Simple Local AutoBuild Setup¶

Run GuardKit AutoBuild against a local vLLM server instead of the Anthropic API.

Prerequisites¶

NVIDIA GPU with sufficient VRAM (80GB+ for Qwen3-Coder-Next)
Docker with NVIDIA Container Toolkit
GuardKit installed (pip install guardkit-py[autobuild])

Quick Start¶

# 1. Start the vLLM server
./scripts/vllm-serve.sh

# 2. Wait for the model to load (3-5 min for 80B)
docker logs -f vllm-qwen3-coder

# 3. Verify the server is ready
curl http://localhost:8000/health
curl http://localhost:8000/v1/models

# 4. Run AutoBuild
ANTHROPIC_BASE_URL=http://localhost:8000 \
ANTHROPIC_API_KEY=vllm-local \
guardkit autobuild task TASK-XXX

Model Alignment¶

This is the most common cause of local AutoBuild failures.

The vLLM server exposes your local model under an alias (SERVED_MODEL_NAME in scripts/vllm-serve.sh).
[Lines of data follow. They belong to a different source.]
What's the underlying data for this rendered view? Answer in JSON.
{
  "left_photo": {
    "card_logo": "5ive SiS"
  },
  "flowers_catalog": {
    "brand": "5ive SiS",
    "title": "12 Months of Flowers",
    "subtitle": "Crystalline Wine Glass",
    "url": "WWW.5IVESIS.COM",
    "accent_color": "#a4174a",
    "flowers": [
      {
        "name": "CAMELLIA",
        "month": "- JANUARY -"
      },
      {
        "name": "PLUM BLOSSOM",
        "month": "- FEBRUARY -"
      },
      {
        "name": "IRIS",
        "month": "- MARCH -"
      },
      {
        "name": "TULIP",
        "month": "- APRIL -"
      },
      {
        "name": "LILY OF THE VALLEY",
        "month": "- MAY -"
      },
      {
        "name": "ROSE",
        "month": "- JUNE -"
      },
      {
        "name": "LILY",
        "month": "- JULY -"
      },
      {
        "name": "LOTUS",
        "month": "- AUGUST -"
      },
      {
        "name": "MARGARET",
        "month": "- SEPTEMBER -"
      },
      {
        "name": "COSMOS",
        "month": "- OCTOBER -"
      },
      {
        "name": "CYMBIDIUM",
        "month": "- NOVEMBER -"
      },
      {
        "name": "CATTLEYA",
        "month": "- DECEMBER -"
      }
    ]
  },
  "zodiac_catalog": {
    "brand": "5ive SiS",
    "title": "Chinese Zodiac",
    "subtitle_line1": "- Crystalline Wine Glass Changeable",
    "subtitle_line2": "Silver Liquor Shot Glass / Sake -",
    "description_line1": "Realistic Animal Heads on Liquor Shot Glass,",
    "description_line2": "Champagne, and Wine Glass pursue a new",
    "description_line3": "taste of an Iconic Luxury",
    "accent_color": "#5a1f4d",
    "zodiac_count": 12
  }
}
The Claude Agent SDK's bundled claude CLI sends requests using its own hardcoded default model ID. These two values must match exactly, or every SDK request will return a 404.

Why it matters¶

When AutoBuild invokes the Player or Coach agent, it uses the Claude Agent SDK which shells out to the bundled claude CLI. That CLI sends requests like:

POST /v1/messages
{ "model": "claude-sonnet-4-6", ... }

vLLM only responds to model names it knows about. If SERVED_MODEL_NAME is set to something different (e.g. claude-sonnet-4-5-20241022), vLLM returns 404 and the agent fails.

How to verify alignment¶

# 1. Check what vLLM is serving
curl -s http://localhost:8000/v1/models | python3 -m json.tool
# Look for the "id" field — this is the served model name

# 2. Check what the CLI expects
ANTHROPIC_BASE_URL=http://localhost:8000 claude --version
# The default model ID is shown in the output

If they don't match, update SERVED_MODEL_NAME in scripts/vllm-serve.sh and restart the container.

What breaks when they diverge¶

Symptom	Cause
Player agent gets 404 on `/v1/messages`	`SERVED_MODEL_NAME` doesn't match CLI default
Coach SDK error: "model not found"	Same mismatch, hit during coach verification
AutoBuild stalls after "Invoking agent..."	Request rejected, retry loop exhausts attempts

Historical examples¶

TASK-REV-AB3D: Player agent failed with 404 because SERVED_MODEL_NAME was set to an older model ID after a SDK upgrade.
TASK-REV-ED10: Coach SDK invocation failed with the same root cause, discovered independently.

When to check¶

Re-verify alignment whenever you: - Upgrade guardkit-py or claude-agent-sdk - Change the model preset in vllm-serve.sh - See unexpected 404 errors in AutoBuild logs

Model Presets¶

Preset	Model	VRAM	Speed	Command
`next` (default)	Qwen3-Coder-Next FP8	~92GB	~43 tok/s	`./scripts/vllm-serve.sh`
`30b`	Qwen3-Coder-30B-A3B	~30GB	faster	`./scripts/vllm-serve.sh 30b`
`next-nvfp4`	Qwen3-Coder-Next NVFP4	~50GB	~35 tok/s	`./scripts/vllm-serve.sh next-nvfp4`
`custom`	Any model	varies	varies	`./scripts/vllm-serve.sh custom org/model`

Troubleshooting¶

Server won't start¶

# Check GPU availability
nvidia-smi

# Check Docker GPU support
docker run --rm --gpus all nvidia/cuda:12.0-base nvidia-smi

Out of memory¶

Reduce GPU utilization or switch to a smaller model:

VLLM_GPU_UTIL=0.6 ./scripts/vllm-serve.sh 30b

Slow generation¶

Enable prefix caching (already enabled by default) and ensure flashinfer attention backend is supported on your GPU.